I’ve trammed past the stop near this cemetery countless times since living here, and finally made getting off the tram to explore a priority. Tucked behind a hideous 1970’s-era city-run retirement home are the remains of not only Vienna’s oldest Jewish cemetery, but one of Europe’s oldest cemeteries in general, dating back to the 1500s, before Jews were even permitted to freely live in Vienna.
The cemetery is in Alsergrund, Vienna’s 9th district and Döbling’s neighbor district to the south. To access the cemetery one passes through the main reception of the retirement home into the courtyard. Perhaps it’s just me, but should I ever reside in a retirement home, I don’t think I would want a room with a cemetery view.
The cemetery is not as well-restored or maintained as I was expecting, given that it was purchased by the city in 1978 with the commitment to restoration and maintenance, though I do not know its previous condition, and there seemed to be a crew doing something on the grounds. The large sarcophagus on the right is that of Samson Wertheimer. He was a financier and creditor to the Hapsburg Court, and the chief rabbi of Hungary and Moravia (now part of Czech Republic).
Naturally, the Nazis found their way here in their efforts to “dissolve” all Jewish cemeteries. They destroyed gravestones and exhumed human remains (!), but thankfully a group of courageous Jews relocated many markers and remains to Vienna’s Central Cemetery, where they were discovered and returned several years ago.

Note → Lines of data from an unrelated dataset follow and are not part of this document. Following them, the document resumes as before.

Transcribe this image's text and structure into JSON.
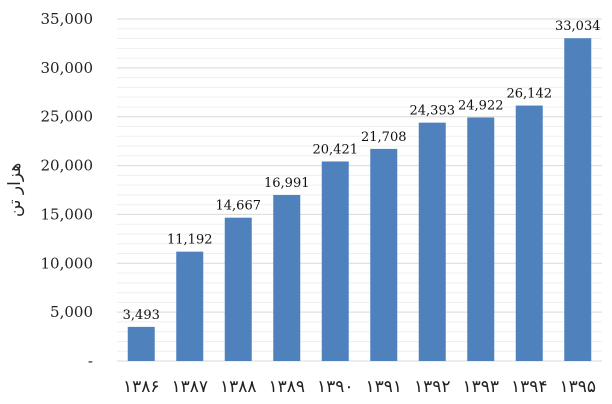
{
  "chart_data": {
    "type": "bar",
    "title": "",
    "xlabel": "",
    "ylabel": "هزار تن",
    "categories": [
      "۱۳۸۶",
      "۱۳۸۷",
      "۱۳۸۸",
      "۱۳۸۹",
      "۱۳۹۰",
      "۱۳۹۱",
      "۱۳۹۲",
      "۱۳۹۳",
      "۱۳۹۴",
      "۱۳۹۵"
    ],
    "values": [
      3493,
      11192,
      14667,
      16991,
      20421,
      21708,
      24393,
      24922,
      26142,
      33034
    ],
    "data_labels": [
      "3,493",
      "11,192",
      "14,667",
      "16,991",
      "20,421",
      "21,708",
      "24,393",
      "24,922",
      "26,142",
      "33,034"
    ],
    "ylim": [
      0,
      35000
    ],
    "yticks": [
      0,
      5000,
      10000,
      15000,
      20000,
      25000,
      30000,
      35000
    ],
    "ytick_labels": [
      "-",
      "5,000",
      "10,000",
      "15,000",
      "20,000",
      "25,000",
      "30,000",
      "35,000"
    ],
    "minor_grid_step": 1000,
    "grid": true,
    "legend": "none",
    "bar_color": "#4f81bd"
  }
}
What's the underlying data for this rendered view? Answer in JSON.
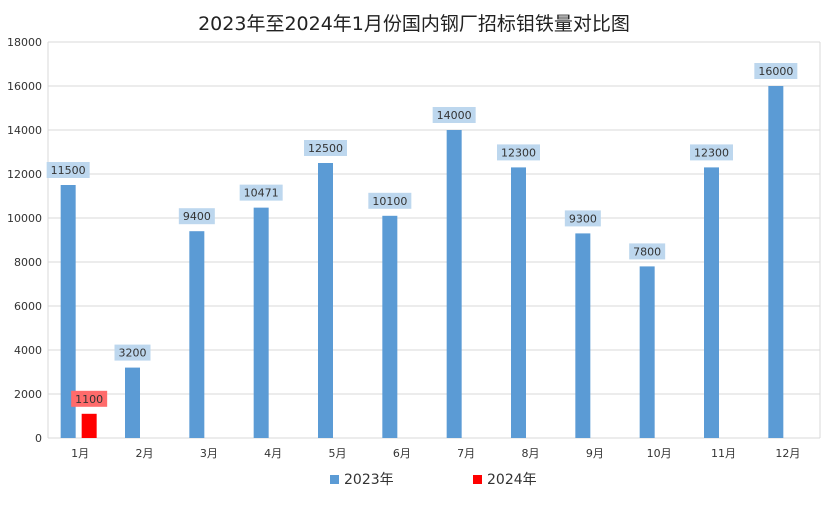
{
  "chart_data": {
    "type": "bar",
    "title": "2023年至2024年1月份国内钢厂招标钼铁量对比图",
    "categories": [
      "1月",
      "2月",
      "3月",
      "4月",
      "5月",
      "6月",
      "7月",
      "8月",
      "9月",
      "10月",
      "11月",
      "12月"
    ],
    "series": [
      {
        "name": "2023年",
        "color": "#5B9BD5",
        "label_bg": "#BDD7EE",
        "values": [
          11500,
          3200,
          9400,
          10471,
          12500,
          10100,
          14000,
          12300,
          9300,
          7800,
          12300,
          16000
        ]
      },
      {
        "name": "2024年",
        "color": "#FF0000",
        "label_bg": "#FF6B6B",
        "values": [
          1100,
          null,
          null,
          null,
          null,
          null,
          null,
          null,
          null,
          null,
          null,
          null
        ]
      }
    ],
    "ylim": [
      0,
      18000
    ],
    "yticks": [
      0,
      2000,
      4000,
      6000,
      8000,
      10000,
      12000,
      14000,
      16000,
      18000
    ],
    "xlabel": "",
    "ylabel": "",
    "grid": true,
    "legend": "bottom-center"
  }
}
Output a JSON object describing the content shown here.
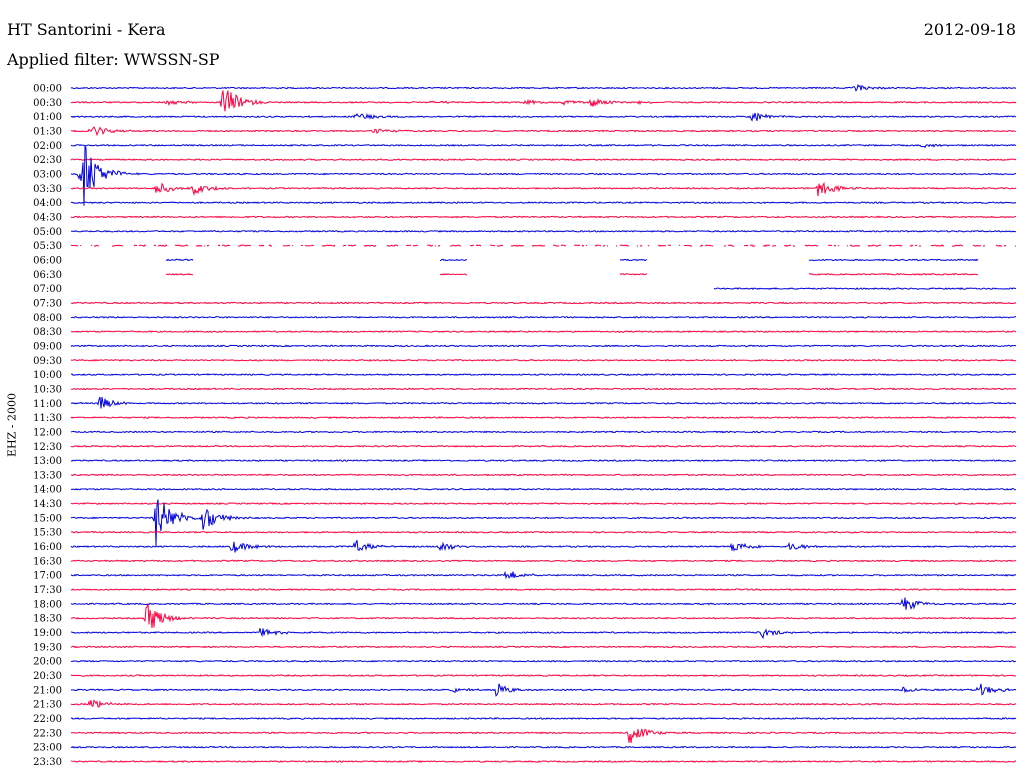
{
  "header": {
    "title": "HT Santorini - Kera",
    "date": "2012-09-18",
    "filter": "Applied filter: WWSSN-SP"
  },
  "colors": {
    "even_hour_trace": "#0000dd",
    "half_hour_trace": "#ff0040"
  },
  "chart_data": {
    "type": "line",
    "ylabel": "EHZ - 2000",
    "rows": [
      "00:00",
      "00:30",
      "01:00",
      "01:30",
      "02:00",
      "02:30",
      "03:00",
      "03:30",
      "04:00",
      "04:30",
      "05:00",
      "05:30",
      "06:00",
      "06:30",
      "07:00",
      "07:30",
      "08:00",
      "08:30",
      "09:00",
      "09:30",
      "10:00",
      "10:30",
      "11:00",
      "11:30",
      "12:00",
      "12:30",
      "13:00",
      "13:30",
      "14:00",
      "14:30",
      "15:00",
      "15:30",
      "16:00",
      "16:30",
      "17:00",
      "17:30",
      "18:00",
      "18:30",
      "19:00",
      "19:30",
      "20:00",
      "20:30",
      "21:00",
      "21:30",
      "22:00",
      "22:30",
      "23:00",
      "23:30"
    ],
    "trace_colors": "alternating blue (on the hour) and red (half past)",
    "grid": false,
    "events": [
      {
        "row": "00:00",
        "t": 0.83,
        "amp": 0.3
      },
      {
        "row": "00:30",
        "t": 0.1,
        "amp": 0.3
      },
      {
        "row": "00:30",
        "t": 0.16,
        "amp": 1.6
      },
      {
        "row": "00:30",
        "t": 0.38,
        "amp": 0.15
      },
      {
        "row": "00:30",
        "t": 0.48,
        "amp": 0.2
      },
      {
        "row": "00:30",
        "t": 0.52,
        "amp": 0.3
      },
      {
        "row": "00:30",
        "t": 0.55,
        "amp": 0.5
      },
      {
        "row": "00:30",
        "t": 0.6,
        "amp": 0.15
      },
      {
        "row": "01:00",
        "t": 0.3,
        "amp": 0.4
      },
      {
        "row": "01:00",
        "t": 0.72,
        "amp": 0.5
      },
      {
        "row": "01:30",
        "t": 0.02,
        "amp": 0.6
      },
      {
        "row": "01:30",
        "t": 0.32,
        "amp": 0.3
      },
      {
        "row": "02:00",
        "t": 0.9,
        "amp": 0.2
      },
      {
        "row": "03:00",
        "t": 0.01,
        "amp": 3.5
      },
      {
        "row": "03:30",
        "t": 0.09,
        "amp": 0.6
      },
      {
        "row": "03:30",
        "t": 0.13,
        "amp": 0.5
      },
      {
        "row": "03:30",
        "t": 0.79,
        "amp": 0.8
      },
      {
        "row": "11:00",
        "t": 0.03,
        "amp": 0.6
      },
      {
        "row": "15:00",
        "t": 0.09,
        "amp": 2.5
      },
      {
        "row": "15:00",
        "t": 0.14,
        "amp": 1.2
      },
      {
        "row": "16:00",
        "t": 0.17,
        "amp": 0.6
      },
      {
        "row": "16:00",
        "t": 0.3,
        "amp": 0.6
      },
      {
        "row": "16:00",
        "t": 0.39,
        "amp": 0.5
      },
      {
        "row": "16:00",
        "t": 0.7,
        "amp": 0.6
      },
      {
        "row": "16:00",
        "t": 0.76,
        "amp": 0.4
      },
      {
        "row": "17:00",
        "t": 0.46,
        "amp": 0.5
      },
      {
        "row": "18:00",
        "t": 0.88,
        "amp": 0.7
      },
      {
        "row": "18:30",
        "t": 0.08,
        "amp": 1.5
      },
      {
        "row": "19:00",
        "t": 0.2,
        "amp": 0.4
      },
      {
        "row": "19:00",
        "t": 0.73,
        "amp": 0.5
      },
      {
        "row": "21:00",
        "t": 0.4,
        "amp": 0.3
      },
      {
        "row": "21:00",
        "t": 0.45,
        "amp": 0.6
      },
      {
        "row": "21:00",
        "t": 0.88,
        "amp": 0.3
      },
      {
        "row": "21:00",
        "t": 0.96,
        "amp": 0.6
      },
      {
        "row": "21:30",
        "t": 0.02,
        "amp": 0.5
      },
      {
        "row": "22:30",
        "t": 0.59,
        "amp": 1.0
      }
    ],
    "gaps": [
      {
        "row": "05:30",
        "pattern": "dashed"
      },
      {
        "row": "06:00",
        "pattern": "sparse"
      },
      {
        "row": "06:30",
        "pattern": "sparse"
      },
      {
        "row": "07:00",
        "pattern": "partial"
      }
    ]
  }
}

The cemetery can only be viewed from the slightly elevated walkway that borders two sides and connects with the old age home and the adjacent building. I was disappointed to watch as staff from both buildings used the walkway and benches for their smoke break. Seems disrespectful to me to light up in a cemetery, but what do I know?
This stone fish monument is a curious piece, believed to be a medieval fountain for ritual washing. Legend holds that it resides on the burial site of a demon fish who recited a traditional Jewish prayer right before it was to be slaughtered.
The Jüdischer Friedhof Rossau. Peace to all their souls.